Congratulations! Reading “Harry Potter” made you a better person.

A few days ago, I wrote an article about 50 Shades of Grey and how damaging the book is as far as the messages it sends to its readers. Similarly to Twilight, 50 Shades depicts a horribly abusive relationship as one that we should all strive toward. Seriously, the BDSM sex aside, it sounds like Christian Grey is an overbearing, condescending asshole and I don’t understand why anyone reading the books would idealize that kind of relationship, but whatever. The same thing happened with Edward and Twilight.

But 50 Shades of Grey and Twilight aren’t the only books out there changing the way people look at the world, and, thank god, the other book I’m about to talk about is actually changing people for the better.

This article has been circulating my newsfeed today because, wouldn’t you know, July 31st is Harry Potter’s birthday. It’s also JK Rowling’s birthday, so, you know, there’s a double win.

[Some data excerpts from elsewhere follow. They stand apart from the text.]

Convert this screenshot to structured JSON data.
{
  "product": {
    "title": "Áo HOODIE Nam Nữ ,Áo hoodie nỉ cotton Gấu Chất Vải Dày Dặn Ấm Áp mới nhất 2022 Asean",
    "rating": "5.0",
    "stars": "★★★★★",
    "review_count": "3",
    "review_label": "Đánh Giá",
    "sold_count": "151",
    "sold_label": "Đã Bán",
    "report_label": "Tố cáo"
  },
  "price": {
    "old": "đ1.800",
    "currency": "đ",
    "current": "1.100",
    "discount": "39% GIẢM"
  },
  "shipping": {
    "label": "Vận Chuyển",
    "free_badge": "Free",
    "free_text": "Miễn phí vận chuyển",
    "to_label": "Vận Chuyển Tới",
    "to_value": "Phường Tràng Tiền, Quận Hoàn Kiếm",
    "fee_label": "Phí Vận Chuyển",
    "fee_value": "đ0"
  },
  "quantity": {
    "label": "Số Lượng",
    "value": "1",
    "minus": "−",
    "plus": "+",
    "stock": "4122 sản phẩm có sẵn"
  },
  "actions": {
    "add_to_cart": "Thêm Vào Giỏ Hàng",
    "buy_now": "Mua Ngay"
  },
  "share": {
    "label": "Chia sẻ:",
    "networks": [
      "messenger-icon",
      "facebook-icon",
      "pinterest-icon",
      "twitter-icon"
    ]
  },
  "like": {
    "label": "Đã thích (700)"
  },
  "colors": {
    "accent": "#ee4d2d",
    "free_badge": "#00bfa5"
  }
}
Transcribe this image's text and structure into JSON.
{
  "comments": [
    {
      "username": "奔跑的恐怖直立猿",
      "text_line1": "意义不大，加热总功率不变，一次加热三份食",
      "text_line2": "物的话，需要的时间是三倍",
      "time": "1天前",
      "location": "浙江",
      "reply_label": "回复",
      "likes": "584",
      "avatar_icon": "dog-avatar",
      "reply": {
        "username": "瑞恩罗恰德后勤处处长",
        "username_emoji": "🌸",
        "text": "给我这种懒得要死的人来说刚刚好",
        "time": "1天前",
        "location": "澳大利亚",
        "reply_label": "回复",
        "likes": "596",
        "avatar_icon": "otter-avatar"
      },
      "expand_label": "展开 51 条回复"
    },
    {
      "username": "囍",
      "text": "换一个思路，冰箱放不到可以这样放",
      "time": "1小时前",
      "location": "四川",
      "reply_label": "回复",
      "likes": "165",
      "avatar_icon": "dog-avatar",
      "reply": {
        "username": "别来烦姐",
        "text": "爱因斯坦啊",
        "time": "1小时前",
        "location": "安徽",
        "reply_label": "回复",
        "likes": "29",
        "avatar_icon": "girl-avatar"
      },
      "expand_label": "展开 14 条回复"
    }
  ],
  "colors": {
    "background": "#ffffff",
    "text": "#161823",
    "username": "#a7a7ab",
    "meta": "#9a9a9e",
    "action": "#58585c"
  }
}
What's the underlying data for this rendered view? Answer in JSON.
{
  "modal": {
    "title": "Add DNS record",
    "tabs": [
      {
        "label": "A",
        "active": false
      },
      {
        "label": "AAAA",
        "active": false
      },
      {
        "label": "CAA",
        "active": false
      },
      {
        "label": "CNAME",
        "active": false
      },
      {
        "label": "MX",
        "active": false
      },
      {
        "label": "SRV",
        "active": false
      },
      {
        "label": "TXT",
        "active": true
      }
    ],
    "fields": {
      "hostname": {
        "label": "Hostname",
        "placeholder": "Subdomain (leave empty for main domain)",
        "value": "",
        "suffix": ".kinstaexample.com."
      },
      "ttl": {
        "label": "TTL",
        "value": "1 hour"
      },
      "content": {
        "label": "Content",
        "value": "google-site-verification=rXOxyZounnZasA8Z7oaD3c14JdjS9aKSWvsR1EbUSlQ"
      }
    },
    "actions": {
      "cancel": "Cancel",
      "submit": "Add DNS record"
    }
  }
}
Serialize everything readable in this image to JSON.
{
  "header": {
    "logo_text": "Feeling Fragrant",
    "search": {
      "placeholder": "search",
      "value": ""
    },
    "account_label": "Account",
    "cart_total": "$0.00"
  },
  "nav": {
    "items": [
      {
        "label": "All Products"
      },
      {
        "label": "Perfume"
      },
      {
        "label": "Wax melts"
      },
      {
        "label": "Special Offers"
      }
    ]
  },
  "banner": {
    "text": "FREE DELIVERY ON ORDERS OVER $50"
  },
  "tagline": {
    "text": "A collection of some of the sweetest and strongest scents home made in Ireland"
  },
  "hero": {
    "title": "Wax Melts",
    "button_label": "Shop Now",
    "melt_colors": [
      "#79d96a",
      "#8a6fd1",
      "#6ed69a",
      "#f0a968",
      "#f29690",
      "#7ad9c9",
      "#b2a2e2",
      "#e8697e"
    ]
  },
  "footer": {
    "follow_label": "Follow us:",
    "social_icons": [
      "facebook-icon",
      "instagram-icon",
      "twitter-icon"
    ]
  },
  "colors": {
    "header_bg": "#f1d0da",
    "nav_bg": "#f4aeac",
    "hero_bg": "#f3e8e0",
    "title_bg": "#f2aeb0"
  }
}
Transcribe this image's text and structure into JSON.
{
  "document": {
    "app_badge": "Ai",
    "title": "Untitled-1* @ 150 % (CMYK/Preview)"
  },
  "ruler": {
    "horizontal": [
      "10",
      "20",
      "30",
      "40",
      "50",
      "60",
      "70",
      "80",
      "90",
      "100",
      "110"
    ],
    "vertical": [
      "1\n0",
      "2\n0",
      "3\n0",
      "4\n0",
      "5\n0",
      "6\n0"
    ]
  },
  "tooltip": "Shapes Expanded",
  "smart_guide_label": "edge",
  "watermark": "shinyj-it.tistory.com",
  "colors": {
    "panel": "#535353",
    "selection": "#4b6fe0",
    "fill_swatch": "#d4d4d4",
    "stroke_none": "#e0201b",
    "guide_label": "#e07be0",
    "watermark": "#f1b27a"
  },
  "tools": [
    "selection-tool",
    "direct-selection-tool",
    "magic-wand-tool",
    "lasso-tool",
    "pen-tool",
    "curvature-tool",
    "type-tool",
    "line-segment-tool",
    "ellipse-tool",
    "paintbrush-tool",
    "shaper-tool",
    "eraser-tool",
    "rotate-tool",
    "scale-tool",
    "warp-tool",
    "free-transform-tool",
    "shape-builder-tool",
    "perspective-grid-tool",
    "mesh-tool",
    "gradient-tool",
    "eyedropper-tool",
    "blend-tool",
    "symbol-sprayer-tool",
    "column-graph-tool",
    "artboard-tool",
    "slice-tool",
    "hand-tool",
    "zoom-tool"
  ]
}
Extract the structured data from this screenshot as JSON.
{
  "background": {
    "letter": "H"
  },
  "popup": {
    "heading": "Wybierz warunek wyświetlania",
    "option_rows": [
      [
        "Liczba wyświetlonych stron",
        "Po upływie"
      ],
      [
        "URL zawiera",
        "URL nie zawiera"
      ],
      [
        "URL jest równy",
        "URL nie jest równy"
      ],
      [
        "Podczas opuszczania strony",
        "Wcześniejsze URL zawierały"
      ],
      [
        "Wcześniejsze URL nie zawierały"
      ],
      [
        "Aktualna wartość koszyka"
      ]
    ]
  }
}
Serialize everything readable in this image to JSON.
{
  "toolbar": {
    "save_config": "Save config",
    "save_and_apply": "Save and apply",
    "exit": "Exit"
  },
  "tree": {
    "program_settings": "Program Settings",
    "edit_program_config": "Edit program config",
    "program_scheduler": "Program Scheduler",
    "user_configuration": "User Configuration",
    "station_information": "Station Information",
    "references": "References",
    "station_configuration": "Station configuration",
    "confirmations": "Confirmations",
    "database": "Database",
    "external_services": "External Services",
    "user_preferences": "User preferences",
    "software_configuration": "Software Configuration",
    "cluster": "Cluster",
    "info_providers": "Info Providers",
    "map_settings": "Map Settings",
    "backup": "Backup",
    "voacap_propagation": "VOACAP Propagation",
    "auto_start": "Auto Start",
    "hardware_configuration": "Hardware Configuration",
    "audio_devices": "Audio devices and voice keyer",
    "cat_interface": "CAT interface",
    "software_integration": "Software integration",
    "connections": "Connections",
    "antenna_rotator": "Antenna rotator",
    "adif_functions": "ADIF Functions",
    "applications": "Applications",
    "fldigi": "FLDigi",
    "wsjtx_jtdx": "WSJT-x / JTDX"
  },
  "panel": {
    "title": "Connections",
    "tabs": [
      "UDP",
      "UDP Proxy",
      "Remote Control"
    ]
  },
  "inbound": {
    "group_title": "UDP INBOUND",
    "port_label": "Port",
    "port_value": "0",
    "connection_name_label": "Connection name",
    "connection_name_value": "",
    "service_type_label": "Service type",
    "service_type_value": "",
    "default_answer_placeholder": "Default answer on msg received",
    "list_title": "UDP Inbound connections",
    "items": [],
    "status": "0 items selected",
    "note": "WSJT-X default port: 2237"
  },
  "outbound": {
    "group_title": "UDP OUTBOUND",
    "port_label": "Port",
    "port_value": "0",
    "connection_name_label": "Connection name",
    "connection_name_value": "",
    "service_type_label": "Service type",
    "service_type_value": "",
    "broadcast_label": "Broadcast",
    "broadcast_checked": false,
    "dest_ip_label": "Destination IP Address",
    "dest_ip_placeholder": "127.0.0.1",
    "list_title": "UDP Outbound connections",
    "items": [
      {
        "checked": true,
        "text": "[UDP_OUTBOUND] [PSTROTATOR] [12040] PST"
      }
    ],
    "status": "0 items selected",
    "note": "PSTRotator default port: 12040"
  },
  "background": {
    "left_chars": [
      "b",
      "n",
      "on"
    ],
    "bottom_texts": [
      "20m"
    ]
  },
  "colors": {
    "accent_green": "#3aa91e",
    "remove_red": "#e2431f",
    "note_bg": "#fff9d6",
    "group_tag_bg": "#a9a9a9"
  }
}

To celebrate this occasion, several people have been spreading the good news.

The news?

That those of us who grew up reading Harry Potter (and, more specifically, relating to Harry and not Voldemort) are more open toward minorities.

That’s right, folks. Reading Harry Potter as a child made you a better person.

And this isn’t just some random claim by some guy on the internet. In fact, you can read the abstract for the academic study, aptly titled “The greatest magic of Harry Potter: Reducing prejudice,” which basically goes over how the study was performed and what they discovered. There’s also an awesome Buzzfeed article that covers things in a little easier-to-understand language. It also includes pictures. So, check it out.

The study surveyed both young children and college-aged adults who had read the books when they were younger, and explored several other connections, such as that of Voldemort to Hitler and “lesser” races being put into slave-like roles in the Harry Potter universe. It also points out that books with positive messages can definitely have real-world effects on the people reading them.

It also gives me the heebie-jeebies to think that some of the people surveyed in the study actually identified more with Voldemort… Isn’t that a major warning sign, you guys?